- 818 Okunma
- 0 Yorum
- 0 Beğeni
aklımda deli sorular....ben mi aptalım yoksa o mu çok akıllı????
geçen pazar günü arkadaşlarla muğla ya,daha doğrusu dizi flimi çekilen güzelköylüm ün çekim mekanlarını gezmeye gittik.erken çıkmıştık evden daha sabahın körüydü.serinlikte gidelim de erkenden orada olalım istedik.sabahın 5.30 unda yola koyulduk.sarhoş gibiydim uykusuzluktan...ben işim olmazsa saat ona kadar uyurum sabahları.

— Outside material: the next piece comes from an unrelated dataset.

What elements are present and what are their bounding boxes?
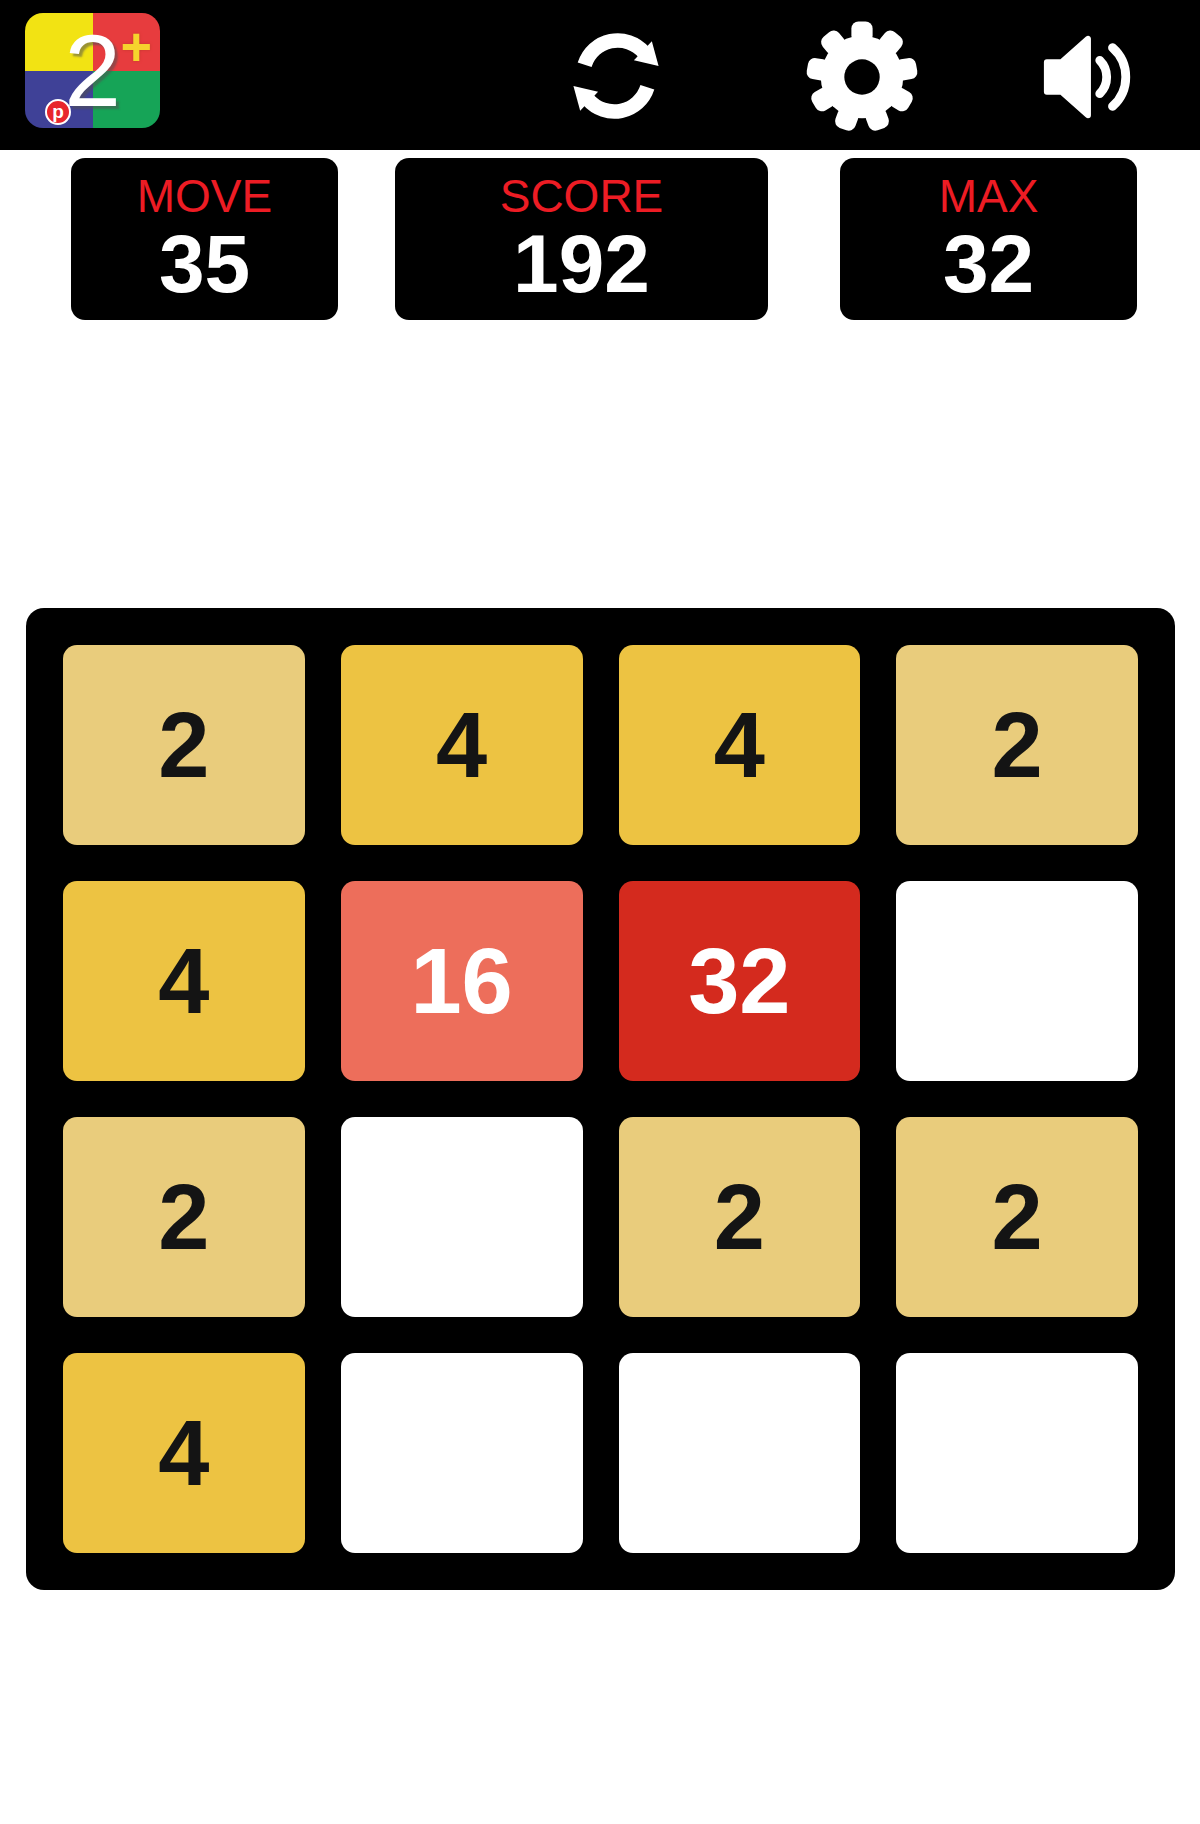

o gece de pek uyumamıştım zaten.iki saat uykuyla düştüm yollara...ahhh ahhh ben arkadaş kurbanıyım.yoksa ne işim var sabahın köründe benim yollarda.öldürseler gitmem yahu...
hadi hadi diyor arkadaş her zaman uyuyorsun nasılsa..bugün de uyuma...bana eşlik et...tek başıma ne yaparım ben oralarda...
pöhhhhh...yahu ben istesem sanki gelecek benle...salaklığıma doymayayım ben.ne işim var kör karanlıklar da yollarda...
araba da ön önden yer ayırtmış arkadaş..şöforün yan tarafında yani sağ tarafta...benm için fark etmez ama en önde seyahat etmek de ne güzelmiş beeee...çarşaf gibi...önünde hiç engel yokkk.herşey ayna gibi...
yollar da tenha...kimsecikler yokkk...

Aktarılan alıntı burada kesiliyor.